O ponto é que a gente só tem estudo do que é testado, que é a pessoa tomar uma pílula. Ninguém testou em uma quantidade dessas porque isso não é indicado, ela não é eficaz. Então, não dá para saber o que vai acontecer com o paciente. É importante que não façam isso.
— Carolina Cunha, ginecologista
A ginecologista da Febrasgo Mariane Nadai também reforça que tomar várias pílulas não é indicado.
“Nenhum médico vai indicar 30 comprimidos em um mês. A pílula do dia seguinte não é anticoncepcional de uso diário. Se o médico não indica, não pode ir no que o namorado fala, no que vê na internet. Na quantidade indicada, não tem risco. Nessa quantidade enorme, a gente não tem como saber”, diz.
O que fazer para evitar usar a pílula do dia seguinte?

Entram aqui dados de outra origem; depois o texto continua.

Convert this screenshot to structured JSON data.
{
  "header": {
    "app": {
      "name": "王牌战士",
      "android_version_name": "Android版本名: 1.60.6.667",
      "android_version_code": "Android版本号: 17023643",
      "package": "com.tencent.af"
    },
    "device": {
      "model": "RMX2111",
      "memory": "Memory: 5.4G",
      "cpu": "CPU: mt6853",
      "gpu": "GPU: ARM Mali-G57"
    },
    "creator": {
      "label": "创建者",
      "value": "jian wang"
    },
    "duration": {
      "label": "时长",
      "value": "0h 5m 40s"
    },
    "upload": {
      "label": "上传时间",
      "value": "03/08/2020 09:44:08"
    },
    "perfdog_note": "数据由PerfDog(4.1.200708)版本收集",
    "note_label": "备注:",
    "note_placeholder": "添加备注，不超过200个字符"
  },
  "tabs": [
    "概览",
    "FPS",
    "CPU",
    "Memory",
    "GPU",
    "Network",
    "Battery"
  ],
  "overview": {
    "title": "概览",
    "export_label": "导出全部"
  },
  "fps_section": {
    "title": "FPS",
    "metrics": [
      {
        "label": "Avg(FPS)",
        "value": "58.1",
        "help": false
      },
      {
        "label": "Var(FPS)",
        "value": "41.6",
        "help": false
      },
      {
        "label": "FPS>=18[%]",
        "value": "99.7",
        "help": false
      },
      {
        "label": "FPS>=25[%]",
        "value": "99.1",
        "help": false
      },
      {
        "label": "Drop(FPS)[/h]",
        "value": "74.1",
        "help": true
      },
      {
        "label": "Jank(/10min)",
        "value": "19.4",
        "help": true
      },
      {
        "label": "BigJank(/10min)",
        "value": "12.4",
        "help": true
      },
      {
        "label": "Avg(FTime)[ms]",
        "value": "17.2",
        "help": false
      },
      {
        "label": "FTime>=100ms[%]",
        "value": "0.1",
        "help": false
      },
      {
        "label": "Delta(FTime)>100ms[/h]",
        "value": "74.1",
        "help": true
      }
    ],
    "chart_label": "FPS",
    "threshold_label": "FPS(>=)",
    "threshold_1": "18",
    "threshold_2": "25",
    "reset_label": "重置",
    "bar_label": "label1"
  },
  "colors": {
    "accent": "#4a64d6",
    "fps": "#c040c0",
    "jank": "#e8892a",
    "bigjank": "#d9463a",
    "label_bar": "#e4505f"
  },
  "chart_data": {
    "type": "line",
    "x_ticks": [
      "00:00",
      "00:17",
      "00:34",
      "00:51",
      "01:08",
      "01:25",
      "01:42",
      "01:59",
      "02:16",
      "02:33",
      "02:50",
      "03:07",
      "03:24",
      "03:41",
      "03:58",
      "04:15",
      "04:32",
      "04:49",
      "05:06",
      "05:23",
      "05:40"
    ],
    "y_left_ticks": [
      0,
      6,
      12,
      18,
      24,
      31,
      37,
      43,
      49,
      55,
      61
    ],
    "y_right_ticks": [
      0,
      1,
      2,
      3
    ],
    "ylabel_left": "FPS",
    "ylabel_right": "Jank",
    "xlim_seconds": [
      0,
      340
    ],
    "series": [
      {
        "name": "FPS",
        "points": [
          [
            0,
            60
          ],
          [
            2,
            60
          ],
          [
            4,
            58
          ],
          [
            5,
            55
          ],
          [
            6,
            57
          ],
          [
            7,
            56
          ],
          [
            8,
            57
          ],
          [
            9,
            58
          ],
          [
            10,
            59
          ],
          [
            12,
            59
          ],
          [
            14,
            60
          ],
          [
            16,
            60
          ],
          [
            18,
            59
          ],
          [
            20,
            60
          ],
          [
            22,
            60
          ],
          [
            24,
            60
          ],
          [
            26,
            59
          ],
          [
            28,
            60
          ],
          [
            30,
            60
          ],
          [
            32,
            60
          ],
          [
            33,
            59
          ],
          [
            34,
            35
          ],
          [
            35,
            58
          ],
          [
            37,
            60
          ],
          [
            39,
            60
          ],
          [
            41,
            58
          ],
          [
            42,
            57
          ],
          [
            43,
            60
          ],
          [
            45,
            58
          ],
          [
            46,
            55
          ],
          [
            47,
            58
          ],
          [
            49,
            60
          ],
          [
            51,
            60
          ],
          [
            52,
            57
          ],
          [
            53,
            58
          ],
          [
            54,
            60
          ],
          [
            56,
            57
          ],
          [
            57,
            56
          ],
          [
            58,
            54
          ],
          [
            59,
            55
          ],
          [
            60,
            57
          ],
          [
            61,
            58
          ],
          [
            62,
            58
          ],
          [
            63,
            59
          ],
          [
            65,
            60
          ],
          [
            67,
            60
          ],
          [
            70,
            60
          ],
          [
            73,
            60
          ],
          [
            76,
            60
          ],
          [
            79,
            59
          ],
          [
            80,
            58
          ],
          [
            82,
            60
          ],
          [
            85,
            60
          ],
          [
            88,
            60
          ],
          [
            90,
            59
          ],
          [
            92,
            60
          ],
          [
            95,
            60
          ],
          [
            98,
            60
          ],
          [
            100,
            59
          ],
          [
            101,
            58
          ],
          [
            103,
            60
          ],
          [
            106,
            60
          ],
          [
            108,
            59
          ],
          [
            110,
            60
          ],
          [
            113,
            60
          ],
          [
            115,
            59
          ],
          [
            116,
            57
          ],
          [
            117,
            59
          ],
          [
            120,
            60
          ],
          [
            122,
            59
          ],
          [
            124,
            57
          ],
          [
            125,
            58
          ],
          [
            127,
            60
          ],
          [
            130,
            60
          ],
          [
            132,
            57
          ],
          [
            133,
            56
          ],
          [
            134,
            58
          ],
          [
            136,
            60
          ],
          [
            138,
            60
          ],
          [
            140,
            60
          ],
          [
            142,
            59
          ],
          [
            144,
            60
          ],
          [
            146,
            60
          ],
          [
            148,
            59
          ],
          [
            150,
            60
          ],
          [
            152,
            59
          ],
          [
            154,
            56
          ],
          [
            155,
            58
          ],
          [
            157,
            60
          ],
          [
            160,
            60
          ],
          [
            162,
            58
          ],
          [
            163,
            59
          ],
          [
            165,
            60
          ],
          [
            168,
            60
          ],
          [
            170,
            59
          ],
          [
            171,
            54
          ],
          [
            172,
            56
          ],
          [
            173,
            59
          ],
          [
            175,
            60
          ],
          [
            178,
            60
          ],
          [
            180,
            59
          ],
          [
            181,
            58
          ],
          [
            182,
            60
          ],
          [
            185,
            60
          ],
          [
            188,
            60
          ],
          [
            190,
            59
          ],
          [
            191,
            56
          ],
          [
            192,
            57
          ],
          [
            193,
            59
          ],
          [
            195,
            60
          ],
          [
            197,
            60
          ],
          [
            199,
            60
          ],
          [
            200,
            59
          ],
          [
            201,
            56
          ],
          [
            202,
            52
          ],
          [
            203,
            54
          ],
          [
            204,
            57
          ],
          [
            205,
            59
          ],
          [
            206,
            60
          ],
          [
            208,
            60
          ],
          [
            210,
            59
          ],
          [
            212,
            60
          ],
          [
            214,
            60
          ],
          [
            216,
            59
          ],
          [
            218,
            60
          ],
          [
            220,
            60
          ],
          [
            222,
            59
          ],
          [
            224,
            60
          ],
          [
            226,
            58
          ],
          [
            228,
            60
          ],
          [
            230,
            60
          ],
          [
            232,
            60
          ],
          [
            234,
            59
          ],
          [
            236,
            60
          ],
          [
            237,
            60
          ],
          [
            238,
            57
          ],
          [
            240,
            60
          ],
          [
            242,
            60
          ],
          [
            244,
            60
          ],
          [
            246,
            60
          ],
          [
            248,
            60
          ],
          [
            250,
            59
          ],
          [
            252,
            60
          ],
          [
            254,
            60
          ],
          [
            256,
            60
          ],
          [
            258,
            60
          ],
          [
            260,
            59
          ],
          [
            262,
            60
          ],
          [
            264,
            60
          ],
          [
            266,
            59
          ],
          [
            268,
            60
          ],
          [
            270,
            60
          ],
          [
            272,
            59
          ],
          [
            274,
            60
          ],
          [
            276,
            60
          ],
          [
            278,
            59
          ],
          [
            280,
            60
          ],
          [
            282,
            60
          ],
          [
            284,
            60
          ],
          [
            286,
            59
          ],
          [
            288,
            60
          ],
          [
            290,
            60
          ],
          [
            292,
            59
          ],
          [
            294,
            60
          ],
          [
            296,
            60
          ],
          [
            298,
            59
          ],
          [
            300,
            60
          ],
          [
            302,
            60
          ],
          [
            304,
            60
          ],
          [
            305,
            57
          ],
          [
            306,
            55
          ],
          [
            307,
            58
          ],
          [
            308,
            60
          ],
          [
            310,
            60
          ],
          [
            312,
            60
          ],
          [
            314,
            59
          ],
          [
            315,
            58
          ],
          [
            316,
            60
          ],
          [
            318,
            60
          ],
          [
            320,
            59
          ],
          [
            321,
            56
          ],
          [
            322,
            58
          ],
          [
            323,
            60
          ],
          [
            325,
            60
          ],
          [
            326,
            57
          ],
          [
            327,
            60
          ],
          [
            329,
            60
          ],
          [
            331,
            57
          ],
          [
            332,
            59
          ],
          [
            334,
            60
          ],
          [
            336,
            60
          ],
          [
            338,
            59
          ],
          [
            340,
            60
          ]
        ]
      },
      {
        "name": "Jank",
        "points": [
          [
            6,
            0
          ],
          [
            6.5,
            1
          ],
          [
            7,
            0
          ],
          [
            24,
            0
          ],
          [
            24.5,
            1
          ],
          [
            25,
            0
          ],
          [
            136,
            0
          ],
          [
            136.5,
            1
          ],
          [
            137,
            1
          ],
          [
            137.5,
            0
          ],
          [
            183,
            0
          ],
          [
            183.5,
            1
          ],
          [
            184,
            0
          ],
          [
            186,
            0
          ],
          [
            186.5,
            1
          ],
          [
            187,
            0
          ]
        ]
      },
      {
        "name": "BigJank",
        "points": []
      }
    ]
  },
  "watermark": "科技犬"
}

Os médicos ressaltam que é preciso ter um método contraceptivo eficaz para prevenir a gravidez e, assim, não precisar da pílula do dia seguinte ou utilizar a medicação apenas em casos de emergência.
“A pílula é muito usada por adolescentes que muitas vezes não querem contar aos pais que têm uma vida sexual ativa e, por isso, não vão ao ginecologista. Mas isso é mito! A partir dos 14 anos pode ir desacompanhada para a consulta e o contraceptivo é indicado sem a necessidade da autorização dos pais”, explica a ginecologista Mariane Nadai.
Os ginecologistas ainda reforçam que a prioridade é a segurança da mulher e que o parceiro não pode interferir na escolha do método e que quando há recusa em usar preservativo, por exemplo, é um sinal de atenãosobre o relacionamento.
Tocofobia
Outro ponto para o qual os médicos chamam a atenção é o medo excessivo de engravidar: a tocofobia.
Por causa do pânico, as mulheres associam vários métodos contraceptivos e chegam a usar a pílula do dia seguinte como reforço do anticoncepcional. Mas isso não tem eficácia! O anticoncepcional já impede a ovulação.
Hoje, existem opções de LARC (traduzido do inglês, contracepção de longa duração) e que não tem ação comportamental. Ou seja, não depende da mulher o controle ou lembrar de tomar. São eles o DIU, SIU e os implantes.